By: Nick Santangelo
For the first time in Temple University's 135-year history, Temple Student Government's (TSG) executive leadership team is entirely female! And as if that wasn't impressive enough, two of the three women elected to lead TSG in 2019-2020 are also College of Liberal Arts (CLA) students.
CLA's Francesca Capozzi was elected president and Kaya Jones vice president of external affairs. Rounding out the leadership team is Laryssa Banks, who was elected vice president of services. Capozzi is a junior and an English and political science major while Jones is a senior and a journalism and political science major.
Now a month into office, Capozzi and Jones say they always knew an all-female team could win a TSG campaign, but doing so was validating and empowering for women across campus.
"Typically, within society, women aren't always in that leadership role, but we defied the odds and showed that you can do it," says Capozzi. "A bunch of women can lead this campus. And anyone can lead this campus, but just knowing that we were able to put forth that vision—that no matter how you identify, you can be a leader—has been something that I've found to be very special in my own life."
For her part, Jones remembers feeling butterflies and jitters the first time the team talked about running. She remembers them because she still gets them now. But, Jones felt it was important to persist and show students what was possible.
"I was proud that we carried it through because there were times where, during debate prep, we were so nervous and just unsure of ourselves, but we just stuck it out and kept going," recalls Jones. "And I just think that shows a lot of courage, and shows other women that they could do it."
Capozzi, Jones and Banks' victory paved the way for other women to follow in their footsteps. The trio overcame what Jones calls some controversy and backlash over being an all-female ticket. Capozzi credits the entire campaign team (also entirely female) with helping them persevere and get elected. Jones agrees, crediting the team with preparing the leaders for debates and other campaign events.
Women aren't always in that leadership role, but we defied the odds and showed that you can do it
All that preparation was most welcome because both Capozzi and Jones were extremely busy while keeping up with spring classes and fitting in time for campaigning. Jones adds that the positive feedback they received helped them overcome any difficulties and pushback from students who didn't understand their vision. The team also repeatedly felt its spirits lifted when various young women would tell them how inspiring they were.
Now that, along with Laryssa Banks and the rest of their team, they're in office, the team has some big plans.
"Some feedback that we've gotten from students from previous years is they feel like student government is a faceless organization and doesn't really engage that much," says Jones. "So, something we're doing this year is being way more involved with other student organizations, doing more collaborations on events and just popping up at people's organizational meetings."

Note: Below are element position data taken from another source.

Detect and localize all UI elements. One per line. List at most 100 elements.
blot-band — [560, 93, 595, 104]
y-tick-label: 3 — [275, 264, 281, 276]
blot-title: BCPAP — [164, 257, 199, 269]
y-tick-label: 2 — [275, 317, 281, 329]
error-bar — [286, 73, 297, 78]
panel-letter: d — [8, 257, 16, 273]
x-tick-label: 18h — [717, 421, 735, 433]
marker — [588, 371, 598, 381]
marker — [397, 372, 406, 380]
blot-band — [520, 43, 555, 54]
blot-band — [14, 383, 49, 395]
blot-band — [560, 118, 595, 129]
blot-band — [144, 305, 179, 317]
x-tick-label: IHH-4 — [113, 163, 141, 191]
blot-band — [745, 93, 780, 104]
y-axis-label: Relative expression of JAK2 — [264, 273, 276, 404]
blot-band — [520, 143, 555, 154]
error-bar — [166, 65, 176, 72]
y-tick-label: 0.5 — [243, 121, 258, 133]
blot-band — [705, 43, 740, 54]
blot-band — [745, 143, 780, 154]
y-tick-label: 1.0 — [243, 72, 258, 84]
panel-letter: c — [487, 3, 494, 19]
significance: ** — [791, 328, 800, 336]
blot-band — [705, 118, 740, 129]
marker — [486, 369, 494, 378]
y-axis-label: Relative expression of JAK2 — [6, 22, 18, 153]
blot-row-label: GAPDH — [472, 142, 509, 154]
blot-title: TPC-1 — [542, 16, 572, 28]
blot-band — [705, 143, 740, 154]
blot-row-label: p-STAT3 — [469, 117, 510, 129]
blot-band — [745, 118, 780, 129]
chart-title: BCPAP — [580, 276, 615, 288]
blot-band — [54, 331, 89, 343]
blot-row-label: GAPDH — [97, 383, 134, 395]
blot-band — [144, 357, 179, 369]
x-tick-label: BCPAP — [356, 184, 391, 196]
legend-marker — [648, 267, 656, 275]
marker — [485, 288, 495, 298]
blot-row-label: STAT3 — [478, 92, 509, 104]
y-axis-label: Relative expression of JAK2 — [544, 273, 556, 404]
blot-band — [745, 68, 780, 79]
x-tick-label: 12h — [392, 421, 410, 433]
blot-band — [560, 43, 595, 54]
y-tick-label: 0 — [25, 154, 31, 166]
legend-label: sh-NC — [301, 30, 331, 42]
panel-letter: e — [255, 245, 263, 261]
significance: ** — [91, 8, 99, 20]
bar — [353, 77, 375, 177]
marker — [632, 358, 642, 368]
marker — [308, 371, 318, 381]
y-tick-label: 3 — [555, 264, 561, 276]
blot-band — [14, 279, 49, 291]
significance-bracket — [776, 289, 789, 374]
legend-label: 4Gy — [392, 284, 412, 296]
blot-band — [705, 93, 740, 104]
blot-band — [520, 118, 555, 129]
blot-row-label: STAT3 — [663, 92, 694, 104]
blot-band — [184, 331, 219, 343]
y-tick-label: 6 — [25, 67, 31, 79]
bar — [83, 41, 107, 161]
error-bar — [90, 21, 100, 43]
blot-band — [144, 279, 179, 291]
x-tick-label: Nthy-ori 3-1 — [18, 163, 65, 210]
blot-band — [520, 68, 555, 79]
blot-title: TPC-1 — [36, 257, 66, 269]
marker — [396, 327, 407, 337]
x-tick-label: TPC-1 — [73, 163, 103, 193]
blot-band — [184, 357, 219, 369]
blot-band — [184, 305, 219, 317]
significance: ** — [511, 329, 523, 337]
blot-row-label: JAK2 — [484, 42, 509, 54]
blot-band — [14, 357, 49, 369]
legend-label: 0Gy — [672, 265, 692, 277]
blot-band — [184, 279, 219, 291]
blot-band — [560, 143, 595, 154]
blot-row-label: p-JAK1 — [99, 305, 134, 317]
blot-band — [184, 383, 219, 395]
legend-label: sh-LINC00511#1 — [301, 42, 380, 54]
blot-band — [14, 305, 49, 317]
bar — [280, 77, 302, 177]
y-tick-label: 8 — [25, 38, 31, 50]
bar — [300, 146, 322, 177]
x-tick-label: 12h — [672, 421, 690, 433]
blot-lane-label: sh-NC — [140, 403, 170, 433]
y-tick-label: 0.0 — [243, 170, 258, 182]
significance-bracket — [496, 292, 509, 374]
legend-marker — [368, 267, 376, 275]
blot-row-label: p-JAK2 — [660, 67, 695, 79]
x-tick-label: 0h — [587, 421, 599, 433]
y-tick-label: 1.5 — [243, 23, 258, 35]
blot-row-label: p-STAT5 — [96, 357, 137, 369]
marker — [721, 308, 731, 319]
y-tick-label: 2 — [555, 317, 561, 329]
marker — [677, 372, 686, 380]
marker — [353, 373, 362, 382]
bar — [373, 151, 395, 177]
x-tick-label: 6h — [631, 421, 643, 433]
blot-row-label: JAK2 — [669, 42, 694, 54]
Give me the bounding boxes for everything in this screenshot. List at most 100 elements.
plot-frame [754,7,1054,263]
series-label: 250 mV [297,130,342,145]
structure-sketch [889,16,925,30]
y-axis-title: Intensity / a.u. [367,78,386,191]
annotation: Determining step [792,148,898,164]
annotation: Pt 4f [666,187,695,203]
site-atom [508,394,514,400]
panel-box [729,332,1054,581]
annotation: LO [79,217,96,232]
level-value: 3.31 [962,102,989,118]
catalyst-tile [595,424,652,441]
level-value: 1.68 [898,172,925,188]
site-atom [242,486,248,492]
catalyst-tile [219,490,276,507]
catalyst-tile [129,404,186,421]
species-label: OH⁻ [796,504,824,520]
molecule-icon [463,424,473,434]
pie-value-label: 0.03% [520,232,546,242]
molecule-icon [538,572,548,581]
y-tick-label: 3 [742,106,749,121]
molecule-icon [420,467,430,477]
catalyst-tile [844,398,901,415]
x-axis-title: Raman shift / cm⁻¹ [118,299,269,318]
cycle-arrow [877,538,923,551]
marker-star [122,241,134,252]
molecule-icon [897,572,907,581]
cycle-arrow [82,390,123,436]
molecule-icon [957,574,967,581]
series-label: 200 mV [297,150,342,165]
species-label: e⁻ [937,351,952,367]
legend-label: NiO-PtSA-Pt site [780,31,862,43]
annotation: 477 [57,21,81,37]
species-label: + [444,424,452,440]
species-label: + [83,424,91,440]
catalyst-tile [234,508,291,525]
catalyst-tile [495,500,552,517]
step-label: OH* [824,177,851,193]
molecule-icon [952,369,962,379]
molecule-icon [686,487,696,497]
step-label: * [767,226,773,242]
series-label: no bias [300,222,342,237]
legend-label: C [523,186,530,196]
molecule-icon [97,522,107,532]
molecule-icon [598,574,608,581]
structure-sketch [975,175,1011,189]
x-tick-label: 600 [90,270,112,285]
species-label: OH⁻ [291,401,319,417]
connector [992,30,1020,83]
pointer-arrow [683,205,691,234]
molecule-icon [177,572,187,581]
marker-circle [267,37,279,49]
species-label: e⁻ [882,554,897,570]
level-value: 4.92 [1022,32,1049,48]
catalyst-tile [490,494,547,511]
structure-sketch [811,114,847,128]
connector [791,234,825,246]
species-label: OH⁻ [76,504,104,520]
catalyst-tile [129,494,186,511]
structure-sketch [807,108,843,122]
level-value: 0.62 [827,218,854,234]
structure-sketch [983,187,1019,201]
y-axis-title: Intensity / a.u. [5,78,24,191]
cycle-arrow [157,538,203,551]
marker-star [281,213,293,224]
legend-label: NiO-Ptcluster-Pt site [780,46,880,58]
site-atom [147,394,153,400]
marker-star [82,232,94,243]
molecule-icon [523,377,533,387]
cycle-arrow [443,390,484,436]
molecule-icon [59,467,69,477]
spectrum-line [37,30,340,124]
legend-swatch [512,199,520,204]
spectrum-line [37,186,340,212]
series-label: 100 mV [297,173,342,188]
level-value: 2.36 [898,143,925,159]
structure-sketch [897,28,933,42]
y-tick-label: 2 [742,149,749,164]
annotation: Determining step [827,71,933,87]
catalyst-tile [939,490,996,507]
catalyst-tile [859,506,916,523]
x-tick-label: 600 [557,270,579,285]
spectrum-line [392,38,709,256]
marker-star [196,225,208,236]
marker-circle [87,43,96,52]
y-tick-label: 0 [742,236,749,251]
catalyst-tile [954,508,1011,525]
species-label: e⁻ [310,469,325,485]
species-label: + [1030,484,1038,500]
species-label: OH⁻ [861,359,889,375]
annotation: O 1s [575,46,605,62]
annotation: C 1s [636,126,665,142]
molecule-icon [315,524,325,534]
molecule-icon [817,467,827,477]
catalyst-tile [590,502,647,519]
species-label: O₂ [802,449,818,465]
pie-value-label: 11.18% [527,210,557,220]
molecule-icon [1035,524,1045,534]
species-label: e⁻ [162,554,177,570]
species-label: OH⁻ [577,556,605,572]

Capozzi adds that two of the biggest issues the team is taking up while in office are sexual assault and campus hunger.
"We just had a sexual assault prevention week, which is a huge topic," says the TSG president. "A huge issue not only on our campus but across the country on college campuses. It's shining a light on the preventative ways of sexual assault, and also supporting survivors in the correct ways. That's a big issue that we're addressing through our administration, as well as campus hunger awareness. We have a whole week dedicated to that as well because that's such a big issue not only on our campus but across the country."
Both Capozzi and Jones have big plans for themselves as well. Jones has already taken her LSAT and plans to attend law school and become a practicing attorney. She even muses about potentially running for judgeship one day. Capozzi is also making grad school plans. She'll be applying to CLA's 4+1 program and hopes to pursue a master's in public policy degree.
"I think being president helps prepare me for that," says Capozzi. "Just getting you in that mindset of how to talk to other people, how to go about dealing with different issues. And a big thing is just different ways to connect with the people surrounding you and how to better serve your community, something that's bigger than you."